29. ABOUT WHAT BEINGS JESUS NEEDED TESTIMONY.

The words, "He needed not that any should testify of man," may fitly be used to show that the Son of God is able of Himself to see the truth about each man and is in no need of such testimony as any other could supply. The words, however, "He had no need that any should testify of man," are not equivalent to "He had no need of testimony about any being." If we take the word "man" to include every being who is according to the image of God, or every reasonable creature, then He will have no need that any should testify to Him of any reasonable being whatever, since He Himself, by the power given Him by the Father, knows them all.

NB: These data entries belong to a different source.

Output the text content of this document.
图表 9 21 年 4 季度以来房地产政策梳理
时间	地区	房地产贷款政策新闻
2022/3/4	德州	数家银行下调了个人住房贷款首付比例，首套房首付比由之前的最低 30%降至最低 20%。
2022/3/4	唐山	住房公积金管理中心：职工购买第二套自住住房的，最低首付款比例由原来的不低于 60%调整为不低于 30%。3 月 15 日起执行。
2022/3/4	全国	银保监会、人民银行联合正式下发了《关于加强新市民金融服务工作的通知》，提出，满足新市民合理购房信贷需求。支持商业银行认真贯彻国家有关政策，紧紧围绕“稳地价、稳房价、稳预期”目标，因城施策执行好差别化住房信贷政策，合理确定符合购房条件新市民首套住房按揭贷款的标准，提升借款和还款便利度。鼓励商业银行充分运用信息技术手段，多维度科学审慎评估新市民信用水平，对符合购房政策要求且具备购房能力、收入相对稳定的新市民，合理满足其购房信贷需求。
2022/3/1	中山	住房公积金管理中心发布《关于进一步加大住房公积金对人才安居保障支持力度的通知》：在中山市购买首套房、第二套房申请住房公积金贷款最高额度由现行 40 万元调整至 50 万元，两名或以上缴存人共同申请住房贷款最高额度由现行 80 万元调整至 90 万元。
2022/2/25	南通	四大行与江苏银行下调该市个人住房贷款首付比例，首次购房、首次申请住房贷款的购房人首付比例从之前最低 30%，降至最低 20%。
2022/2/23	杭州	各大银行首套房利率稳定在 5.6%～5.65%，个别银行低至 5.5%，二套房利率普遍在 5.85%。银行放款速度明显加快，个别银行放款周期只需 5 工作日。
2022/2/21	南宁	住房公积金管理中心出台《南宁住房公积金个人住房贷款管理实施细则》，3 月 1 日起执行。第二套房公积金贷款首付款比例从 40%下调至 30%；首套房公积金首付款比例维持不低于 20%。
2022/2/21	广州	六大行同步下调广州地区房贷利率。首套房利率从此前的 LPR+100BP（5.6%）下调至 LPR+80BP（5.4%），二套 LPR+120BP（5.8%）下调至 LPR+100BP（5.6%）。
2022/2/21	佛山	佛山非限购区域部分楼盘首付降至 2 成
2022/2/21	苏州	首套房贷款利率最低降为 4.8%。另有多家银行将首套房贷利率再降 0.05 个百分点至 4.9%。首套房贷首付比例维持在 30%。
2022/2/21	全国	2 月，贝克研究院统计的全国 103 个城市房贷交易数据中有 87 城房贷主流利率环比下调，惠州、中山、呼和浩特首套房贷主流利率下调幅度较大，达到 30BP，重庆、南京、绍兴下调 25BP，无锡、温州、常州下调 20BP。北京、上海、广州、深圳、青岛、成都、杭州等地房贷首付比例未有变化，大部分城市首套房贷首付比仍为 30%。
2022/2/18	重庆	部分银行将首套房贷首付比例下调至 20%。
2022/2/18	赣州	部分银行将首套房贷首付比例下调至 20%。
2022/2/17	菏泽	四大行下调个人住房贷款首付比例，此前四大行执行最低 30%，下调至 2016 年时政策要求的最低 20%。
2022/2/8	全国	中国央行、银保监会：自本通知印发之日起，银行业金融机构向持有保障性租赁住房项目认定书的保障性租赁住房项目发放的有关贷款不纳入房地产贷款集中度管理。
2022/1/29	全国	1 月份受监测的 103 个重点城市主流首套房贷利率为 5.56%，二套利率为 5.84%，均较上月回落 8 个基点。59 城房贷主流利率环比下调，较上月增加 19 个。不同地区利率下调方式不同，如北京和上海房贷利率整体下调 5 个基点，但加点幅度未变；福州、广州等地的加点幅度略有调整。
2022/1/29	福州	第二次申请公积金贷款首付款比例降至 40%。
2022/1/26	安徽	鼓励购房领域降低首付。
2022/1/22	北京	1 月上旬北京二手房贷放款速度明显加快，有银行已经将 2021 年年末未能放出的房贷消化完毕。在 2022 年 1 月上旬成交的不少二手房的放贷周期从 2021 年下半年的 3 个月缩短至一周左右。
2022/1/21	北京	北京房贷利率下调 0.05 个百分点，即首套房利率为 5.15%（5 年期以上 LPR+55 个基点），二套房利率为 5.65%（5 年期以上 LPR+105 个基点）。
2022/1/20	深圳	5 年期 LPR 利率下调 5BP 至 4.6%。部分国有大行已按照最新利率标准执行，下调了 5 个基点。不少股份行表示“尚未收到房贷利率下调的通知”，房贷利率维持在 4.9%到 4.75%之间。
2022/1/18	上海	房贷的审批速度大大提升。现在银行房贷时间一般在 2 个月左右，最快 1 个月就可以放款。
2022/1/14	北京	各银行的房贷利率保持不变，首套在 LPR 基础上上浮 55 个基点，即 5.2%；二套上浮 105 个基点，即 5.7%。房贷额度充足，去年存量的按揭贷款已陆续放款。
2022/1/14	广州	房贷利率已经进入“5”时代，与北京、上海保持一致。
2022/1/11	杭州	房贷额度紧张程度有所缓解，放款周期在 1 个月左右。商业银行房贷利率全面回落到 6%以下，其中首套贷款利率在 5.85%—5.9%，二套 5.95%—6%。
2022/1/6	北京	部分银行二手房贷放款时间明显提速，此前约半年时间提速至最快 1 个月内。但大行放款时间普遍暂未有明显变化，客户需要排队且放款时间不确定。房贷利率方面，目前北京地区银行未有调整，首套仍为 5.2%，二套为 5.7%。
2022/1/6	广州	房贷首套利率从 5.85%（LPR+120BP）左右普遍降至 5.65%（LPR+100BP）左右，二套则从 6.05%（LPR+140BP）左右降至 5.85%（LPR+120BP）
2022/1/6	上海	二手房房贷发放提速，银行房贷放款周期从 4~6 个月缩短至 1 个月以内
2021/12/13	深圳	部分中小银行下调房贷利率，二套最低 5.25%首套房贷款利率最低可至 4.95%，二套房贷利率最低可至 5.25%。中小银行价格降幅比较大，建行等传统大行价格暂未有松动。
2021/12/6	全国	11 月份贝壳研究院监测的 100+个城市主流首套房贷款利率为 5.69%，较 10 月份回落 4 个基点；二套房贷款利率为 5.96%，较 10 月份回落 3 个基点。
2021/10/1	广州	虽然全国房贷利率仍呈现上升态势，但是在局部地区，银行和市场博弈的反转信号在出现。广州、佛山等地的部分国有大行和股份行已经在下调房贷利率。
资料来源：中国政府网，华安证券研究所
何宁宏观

But if the term "man" be restricted to mortal animated reasonable beings, then it might be said, on the one hand, that He had need of testimony respecting the beings above man, and while His knowledge was adequate with regard to man it did not extend to those other beings. On the other hand, however, it might be said that He who humbled Himself had no need that any should testify to Him concerning man, but that He had such need in respect of beings higher than men.

30. HOW JESUS KNEW THE POWERS, BETTER OR WORSE, WHICH RESIDE IN MAN.

It may also be asked what signs those many saw Him do who believed on Him, for it is not recorded that He did any signs at Jerusalem, though some may have been done which are not recorded. One may, however, consider if what He did may be called signs, when He made a scourge of small cords, and cast them all out of the temple, and the sheep, and the oxen, and poured out the changers' money, and overthrew the tables. As for those who suppose that it was only about men that He had no need of witnesses, it has to be said that the Evangelist attributes to Him two things. that He knew all beings, and that He had no need that any one should testify of man. If He knew all beings, then He knew not only men but the beings above men, all beings who are without such bodies as ours; and He knew what was in man, since He was greater than those who reproved and judged by prophesying, and who brought to the light the secret things of the hearts of those whom the Spirit suggested to them to be thus dealt with. The words, "He knew what was in man," could also be taken as referring to the powers, better or worse, which work in men. For if any one gives place to the devil, Satan enters into him; thus did Judas give place, and thus did the devil put it in his heart to betray Jesus, and "after the sop," therefore," the devil entered into him." But if any one gives place to God, he becomes blessed; for blessed is the man whose help is from God, and the ascent is in his heart from God. Thou knowest what is in man, Thou who knowest all things, O Son of God. And now that our tenth book has come to be large enough we will here pause in our theme.